Por su calidad y excelencia, el titular de la OCBA le ha pedido participar en la Serenata para violín, arpa y percusión, de Bernstein, una obra escrita en 1954 a partir de El banquete o El simposio, de Platón, un diálogo compuesto por intervenciones de varios personajes que estudian el amor desde diferentes puntos de vista.

Los siete personajes que inspiraron los cinco movimientos de la obra de Bernstein son: Fedro y Pausanias(lento y allegro); Aristófanes (allegretto); Erixímaco (presto); Agatón (adagio) y Sócrates y Alcibiades (molto tenuto y allegro molto vivace).

Su estreno se llevó a cabo el 12 de septiembre de 1954 en La Fenice de Venecia, con la Orquesta Filarmónica de Israel y el violinista Isaac Stern, bajo la dirección del propio compositor estadounidense.

“Para mí –dijo la violinista Shari Mason— es un honor ser invitada a toda orquesta, pero lo es mucho más cuando se trata de una orquesta del INBAL, institución en la que trabajo como violinista de la OSN. Llevo 10 años de no tocar con la OCBA, por eso estoy muy entusiasmada de estar con ellos, en especial con el maestro Castillo y con una obra de Bernstein. No podía ser mejor, es una excelente ocasión para mí”.

Se trata, comentó, de una obra muy compleja, empezando por su concepción a partir de uno de los Diálogosde Platón. En términos generales, es una obra que habla del amor, y el amor es complicado en toda la extensión de la palabra. Eso lo refleja la obra a la perfección.

“Las partes líricas son hermosas y complejas, trágicas y sofocantes.
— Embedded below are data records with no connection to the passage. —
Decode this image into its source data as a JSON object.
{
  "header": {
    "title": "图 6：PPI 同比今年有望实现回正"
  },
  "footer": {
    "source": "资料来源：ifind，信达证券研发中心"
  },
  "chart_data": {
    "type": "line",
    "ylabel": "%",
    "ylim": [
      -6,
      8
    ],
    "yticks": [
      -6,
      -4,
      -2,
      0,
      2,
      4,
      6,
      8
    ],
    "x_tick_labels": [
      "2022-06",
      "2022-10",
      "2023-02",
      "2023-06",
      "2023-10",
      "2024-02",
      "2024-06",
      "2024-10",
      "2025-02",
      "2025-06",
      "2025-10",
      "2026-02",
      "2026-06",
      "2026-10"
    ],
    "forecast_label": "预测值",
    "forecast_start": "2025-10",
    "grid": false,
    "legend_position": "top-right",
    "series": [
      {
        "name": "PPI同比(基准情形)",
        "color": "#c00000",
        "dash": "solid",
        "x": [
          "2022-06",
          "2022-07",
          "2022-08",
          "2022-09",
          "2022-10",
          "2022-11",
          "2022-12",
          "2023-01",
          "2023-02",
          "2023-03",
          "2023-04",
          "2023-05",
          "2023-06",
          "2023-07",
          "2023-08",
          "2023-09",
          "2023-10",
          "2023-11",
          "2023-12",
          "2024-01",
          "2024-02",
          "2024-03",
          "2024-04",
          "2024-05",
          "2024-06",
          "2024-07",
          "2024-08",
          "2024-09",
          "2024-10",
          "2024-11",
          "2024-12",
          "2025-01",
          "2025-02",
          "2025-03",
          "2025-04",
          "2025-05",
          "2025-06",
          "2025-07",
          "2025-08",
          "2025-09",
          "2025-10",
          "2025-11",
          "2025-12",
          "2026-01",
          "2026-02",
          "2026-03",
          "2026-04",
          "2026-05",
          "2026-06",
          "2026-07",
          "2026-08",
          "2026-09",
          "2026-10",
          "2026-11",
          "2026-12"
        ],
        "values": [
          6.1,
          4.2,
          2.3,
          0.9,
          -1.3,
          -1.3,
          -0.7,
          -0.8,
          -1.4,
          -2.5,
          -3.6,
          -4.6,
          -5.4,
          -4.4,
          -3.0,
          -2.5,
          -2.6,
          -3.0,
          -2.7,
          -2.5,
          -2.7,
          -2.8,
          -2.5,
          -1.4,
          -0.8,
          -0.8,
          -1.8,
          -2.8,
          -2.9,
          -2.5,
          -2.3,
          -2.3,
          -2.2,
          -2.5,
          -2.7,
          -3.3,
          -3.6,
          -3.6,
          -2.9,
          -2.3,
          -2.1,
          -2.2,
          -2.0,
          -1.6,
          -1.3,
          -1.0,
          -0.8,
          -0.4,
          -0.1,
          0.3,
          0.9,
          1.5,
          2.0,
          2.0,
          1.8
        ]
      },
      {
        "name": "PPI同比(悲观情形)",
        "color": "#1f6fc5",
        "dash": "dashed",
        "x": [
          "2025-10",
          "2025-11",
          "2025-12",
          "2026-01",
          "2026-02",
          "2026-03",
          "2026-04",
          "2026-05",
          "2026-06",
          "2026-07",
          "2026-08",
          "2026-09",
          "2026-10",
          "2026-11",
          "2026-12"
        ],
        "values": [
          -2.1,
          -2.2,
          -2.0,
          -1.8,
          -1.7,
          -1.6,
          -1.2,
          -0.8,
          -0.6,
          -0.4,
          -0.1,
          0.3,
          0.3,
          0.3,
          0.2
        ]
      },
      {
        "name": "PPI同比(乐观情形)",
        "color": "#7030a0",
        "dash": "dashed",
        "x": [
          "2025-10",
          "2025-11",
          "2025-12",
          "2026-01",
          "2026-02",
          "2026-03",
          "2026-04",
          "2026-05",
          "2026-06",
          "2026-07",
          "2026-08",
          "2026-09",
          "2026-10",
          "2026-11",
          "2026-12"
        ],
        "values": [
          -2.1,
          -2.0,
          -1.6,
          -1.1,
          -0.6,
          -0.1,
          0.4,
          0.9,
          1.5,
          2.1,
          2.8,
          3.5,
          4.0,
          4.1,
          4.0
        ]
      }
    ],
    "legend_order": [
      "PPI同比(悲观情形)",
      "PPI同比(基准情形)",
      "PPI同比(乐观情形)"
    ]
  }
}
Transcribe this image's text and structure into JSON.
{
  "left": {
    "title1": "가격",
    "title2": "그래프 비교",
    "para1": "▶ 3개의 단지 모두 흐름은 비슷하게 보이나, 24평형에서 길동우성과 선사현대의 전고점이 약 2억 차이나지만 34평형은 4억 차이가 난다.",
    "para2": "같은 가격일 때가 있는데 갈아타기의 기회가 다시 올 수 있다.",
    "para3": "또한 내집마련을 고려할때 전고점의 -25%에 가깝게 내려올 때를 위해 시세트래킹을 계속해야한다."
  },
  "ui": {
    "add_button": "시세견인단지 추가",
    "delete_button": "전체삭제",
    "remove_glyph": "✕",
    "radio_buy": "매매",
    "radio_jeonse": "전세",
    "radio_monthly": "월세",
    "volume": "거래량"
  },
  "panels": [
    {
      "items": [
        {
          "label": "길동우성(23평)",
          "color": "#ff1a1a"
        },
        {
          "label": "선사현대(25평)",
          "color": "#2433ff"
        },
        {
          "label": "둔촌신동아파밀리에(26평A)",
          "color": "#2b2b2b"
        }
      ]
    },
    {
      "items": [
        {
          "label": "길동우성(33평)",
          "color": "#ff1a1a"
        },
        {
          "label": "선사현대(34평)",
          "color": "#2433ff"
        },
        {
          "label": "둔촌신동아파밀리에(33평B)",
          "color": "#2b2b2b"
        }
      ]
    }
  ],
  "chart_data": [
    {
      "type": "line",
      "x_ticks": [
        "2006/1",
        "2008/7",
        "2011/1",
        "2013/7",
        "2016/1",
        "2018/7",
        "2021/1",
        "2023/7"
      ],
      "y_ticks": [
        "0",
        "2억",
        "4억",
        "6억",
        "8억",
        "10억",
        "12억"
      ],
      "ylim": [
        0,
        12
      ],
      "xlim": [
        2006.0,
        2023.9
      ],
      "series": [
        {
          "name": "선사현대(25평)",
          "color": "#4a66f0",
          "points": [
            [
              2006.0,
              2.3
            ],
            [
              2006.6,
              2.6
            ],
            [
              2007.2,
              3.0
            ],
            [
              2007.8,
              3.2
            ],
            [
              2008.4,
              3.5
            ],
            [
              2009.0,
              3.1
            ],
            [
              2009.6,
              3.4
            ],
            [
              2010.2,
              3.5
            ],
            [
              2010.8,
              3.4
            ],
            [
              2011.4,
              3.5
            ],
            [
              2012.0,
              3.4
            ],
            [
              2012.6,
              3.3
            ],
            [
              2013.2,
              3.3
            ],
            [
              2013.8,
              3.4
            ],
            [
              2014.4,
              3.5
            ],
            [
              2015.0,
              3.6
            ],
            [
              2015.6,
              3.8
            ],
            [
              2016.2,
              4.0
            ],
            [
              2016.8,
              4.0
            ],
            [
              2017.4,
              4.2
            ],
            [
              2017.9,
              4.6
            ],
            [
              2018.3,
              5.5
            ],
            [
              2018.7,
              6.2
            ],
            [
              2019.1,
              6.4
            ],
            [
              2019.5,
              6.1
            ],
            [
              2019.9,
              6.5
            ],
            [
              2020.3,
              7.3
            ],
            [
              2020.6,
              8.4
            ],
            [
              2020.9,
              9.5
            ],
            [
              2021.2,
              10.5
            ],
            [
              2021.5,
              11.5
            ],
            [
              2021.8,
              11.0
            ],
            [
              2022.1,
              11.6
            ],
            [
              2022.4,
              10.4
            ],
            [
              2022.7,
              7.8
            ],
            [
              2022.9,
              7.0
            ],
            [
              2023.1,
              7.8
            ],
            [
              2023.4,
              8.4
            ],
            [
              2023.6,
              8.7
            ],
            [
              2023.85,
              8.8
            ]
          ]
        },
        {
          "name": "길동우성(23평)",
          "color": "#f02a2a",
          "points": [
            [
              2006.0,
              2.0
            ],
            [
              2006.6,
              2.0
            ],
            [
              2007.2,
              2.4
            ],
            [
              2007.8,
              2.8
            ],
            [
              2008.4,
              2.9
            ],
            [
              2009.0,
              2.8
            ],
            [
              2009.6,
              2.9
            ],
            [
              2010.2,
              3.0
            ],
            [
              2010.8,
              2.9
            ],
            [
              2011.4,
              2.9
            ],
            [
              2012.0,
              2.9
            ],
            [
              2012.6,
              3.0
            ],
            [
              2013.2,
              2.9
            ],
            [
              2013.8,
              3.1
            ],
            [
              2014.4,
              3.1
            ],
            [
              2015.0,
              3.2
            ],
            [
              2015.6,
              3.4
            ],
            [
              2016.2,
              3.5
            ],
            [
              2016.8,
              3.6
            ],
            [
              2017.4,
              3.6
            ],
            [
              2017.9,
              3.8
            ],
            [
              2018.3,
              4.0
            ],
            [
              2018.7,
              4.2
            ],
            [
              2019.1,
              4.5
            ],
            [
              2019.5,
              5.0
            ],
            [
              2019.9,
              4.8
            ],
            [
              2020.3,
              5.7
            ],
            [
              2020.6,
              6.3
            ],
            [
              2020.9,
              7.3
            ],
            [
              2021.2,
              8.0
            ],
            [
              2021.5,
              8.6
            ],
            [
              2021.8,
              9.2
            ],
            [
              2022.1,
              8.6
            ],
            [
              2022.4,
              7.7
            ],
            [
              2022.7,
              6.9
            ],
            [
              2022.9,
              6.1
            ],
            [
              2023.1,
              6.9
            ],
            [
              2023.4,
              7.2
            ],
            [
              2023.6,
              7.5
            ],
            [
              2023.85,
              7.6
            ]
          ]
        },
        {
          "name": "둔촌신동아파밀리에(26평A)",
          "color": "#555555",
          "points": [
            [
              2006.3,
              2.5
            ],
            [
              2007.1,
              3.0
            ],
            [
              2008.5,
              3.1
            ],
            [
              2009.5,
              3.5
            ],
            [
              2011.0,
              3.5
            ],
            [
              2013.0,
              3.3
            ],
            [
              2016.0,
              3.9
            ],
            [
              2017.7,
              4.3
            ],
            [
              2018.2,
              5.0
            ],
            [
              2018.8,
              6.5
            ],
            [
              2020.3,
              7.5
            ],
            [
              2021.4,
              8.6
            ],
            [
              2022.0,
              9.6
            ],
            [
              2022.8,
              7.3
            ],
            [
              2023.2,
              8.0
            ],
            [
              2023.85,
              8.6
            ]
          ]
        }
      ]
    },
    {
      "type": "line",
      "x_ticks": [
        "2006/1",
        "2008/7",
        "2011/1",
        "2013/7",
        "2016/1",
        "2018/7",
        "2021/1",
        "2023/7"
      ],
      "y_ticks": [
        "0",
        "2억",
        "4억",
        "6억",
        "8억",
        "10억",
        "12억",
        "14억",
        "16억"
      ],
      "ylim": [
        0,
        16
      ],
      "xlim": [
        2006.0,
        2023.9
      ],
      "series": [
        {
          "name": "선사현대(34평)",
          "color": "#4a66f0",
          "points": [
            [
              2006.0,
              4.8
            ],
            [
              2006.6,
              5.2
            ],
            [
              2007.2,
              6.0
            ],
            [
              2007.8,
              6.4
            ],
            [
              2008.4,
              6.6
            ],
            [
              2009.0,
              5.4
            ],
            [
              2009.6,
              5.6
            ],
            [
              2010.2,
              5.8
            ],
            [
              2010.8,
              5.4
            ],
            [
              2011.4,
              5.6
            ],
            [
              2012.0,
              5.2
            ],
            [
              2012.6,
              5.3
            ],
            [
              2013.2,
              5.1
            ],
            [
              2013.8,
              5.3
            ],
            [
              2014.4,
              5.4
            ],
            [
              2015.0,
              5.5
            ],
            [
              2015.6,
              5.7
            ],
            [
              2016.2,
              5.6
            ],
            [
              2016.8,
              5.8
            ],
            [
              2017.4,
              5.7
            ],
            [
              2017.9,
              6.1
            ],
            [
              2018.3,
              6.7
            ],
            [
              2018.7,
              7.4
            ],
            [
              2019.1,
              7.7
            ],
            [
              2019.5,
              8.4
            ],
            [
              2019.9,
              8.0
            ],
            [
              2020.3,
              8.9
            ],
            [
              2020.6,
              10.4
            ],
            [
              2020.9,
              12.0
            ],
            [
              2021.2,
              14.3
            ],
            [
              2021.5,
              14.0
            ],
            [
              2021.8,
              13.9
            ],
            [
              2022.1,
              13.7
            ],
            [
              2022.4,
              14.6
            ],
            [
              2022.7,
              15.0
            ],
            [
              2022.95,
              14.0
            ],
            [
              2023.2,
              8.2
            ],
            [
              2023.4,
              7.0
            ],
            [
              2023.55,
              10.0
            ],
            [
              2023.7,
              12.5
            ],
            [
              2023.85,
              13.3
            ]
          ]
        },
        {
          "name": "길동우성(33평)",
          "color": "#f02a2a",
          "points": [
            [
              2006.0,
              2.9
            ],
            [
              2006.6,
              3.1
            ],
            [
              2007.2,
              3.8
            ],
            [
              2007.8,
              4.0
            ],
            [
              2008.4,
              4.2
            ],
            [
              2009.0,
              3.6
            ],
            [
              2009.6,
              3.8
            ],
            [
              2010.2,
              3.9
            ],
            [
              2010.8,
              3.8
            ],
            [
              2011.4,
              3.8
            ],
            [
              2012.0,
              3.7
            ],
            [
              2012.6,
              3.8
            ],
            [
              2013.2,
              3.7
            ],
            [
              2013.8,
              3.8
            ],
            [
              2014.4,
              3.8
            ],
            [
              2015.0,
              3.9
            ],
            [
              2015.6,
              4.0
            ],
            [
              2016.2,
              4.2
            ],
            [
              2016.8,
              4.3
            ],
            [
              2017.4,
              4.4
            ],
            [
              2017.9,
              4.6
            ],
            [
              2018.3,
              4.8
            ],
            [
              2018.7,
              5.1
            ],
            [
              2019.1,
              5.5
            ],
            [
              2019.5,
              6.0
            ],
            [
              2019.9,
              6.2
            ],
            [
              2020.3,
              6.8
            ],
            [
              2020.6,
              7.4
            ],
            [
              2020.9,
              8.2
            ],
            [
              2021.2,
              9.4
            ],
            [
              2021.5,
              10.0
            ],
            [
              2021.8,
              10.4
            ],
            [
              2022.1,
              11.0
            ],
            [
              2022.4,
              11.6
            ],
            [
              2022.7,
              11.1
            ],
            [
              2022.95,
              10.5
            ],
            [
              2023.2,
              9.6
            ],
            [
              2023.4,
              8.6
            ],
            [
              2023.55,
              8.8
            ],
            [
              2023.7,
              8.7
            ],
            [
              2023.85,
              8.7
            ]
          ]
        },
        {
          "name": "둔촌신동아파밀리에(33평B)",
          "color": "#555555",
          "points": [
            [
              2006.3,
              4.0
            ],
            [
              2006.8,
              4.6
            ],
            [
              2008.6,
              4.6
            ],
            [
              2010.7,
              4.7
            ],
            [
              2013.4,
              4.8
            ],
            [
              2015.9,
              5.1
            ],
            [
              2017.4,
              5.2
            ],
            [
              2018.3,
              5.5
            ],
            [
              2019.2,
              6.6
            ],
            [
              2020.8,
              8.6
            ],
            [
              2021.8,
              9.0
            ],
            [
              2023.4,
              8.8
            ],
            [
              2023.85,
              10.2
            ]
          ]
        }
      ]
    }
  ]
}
El compositor hizo un trabajo maravilloso al plasmar en la partitura su interpretación de ese encuentro de filósofos, entre ellos Aristófanes y Sócrates, quienes tienen una gran influencia en la música y los músicos”.

Curiosamente, explicó Mason, hay especialistas que consideran esta obra como un retrato del propio Bernstein, pues sus cinco movimientos describen la propia personalidad del compositor: el primero es grandioso; el segundo, infantil; el tercero, más juguetón y exuberante; el cuarto, un movimiento calmado y tierno, con una cadencia que tiene una gran fuerza y es la parte en la que el propio compositor llega a fortesmuy apasionados. El último movimiento empieza trágico, pero termina muy alegre y optimista, más bienjazzeado.

La violinista, quién próximamente estará como solista invitada con la Sinfónica de Yucatán, aseguró que se trata de una obra para violín (y otros instrumentos invitados), pero más que nada, es una obra para orquesta de cámara, sumamente exigente y muy difícil.

“Yo toqué violín primero y violín segundo, pero esta es la primera vez que la haga como solista, y me parece que es un reto por su alto grado de complejidad, un reto para toda la orquesta. Una obra perfecta para la OCBA, y aún a tiempo para seguir celebrando los cien años del nacimiento de Leonard Bernstein (2018)”.

Más aún, subrayó que la Serenata para violín, arpa y percusión, de Leonard Bernstein, es fundamental en el repertorio de cámara y cada vez se convierte más en un ícono dentro del repertorio para violín. En México no se programa mucho, pero en Estados Unidos es muy popular y en 2018 se programó mucho a nivel mundial: es todo un concierto para violín, concluyó.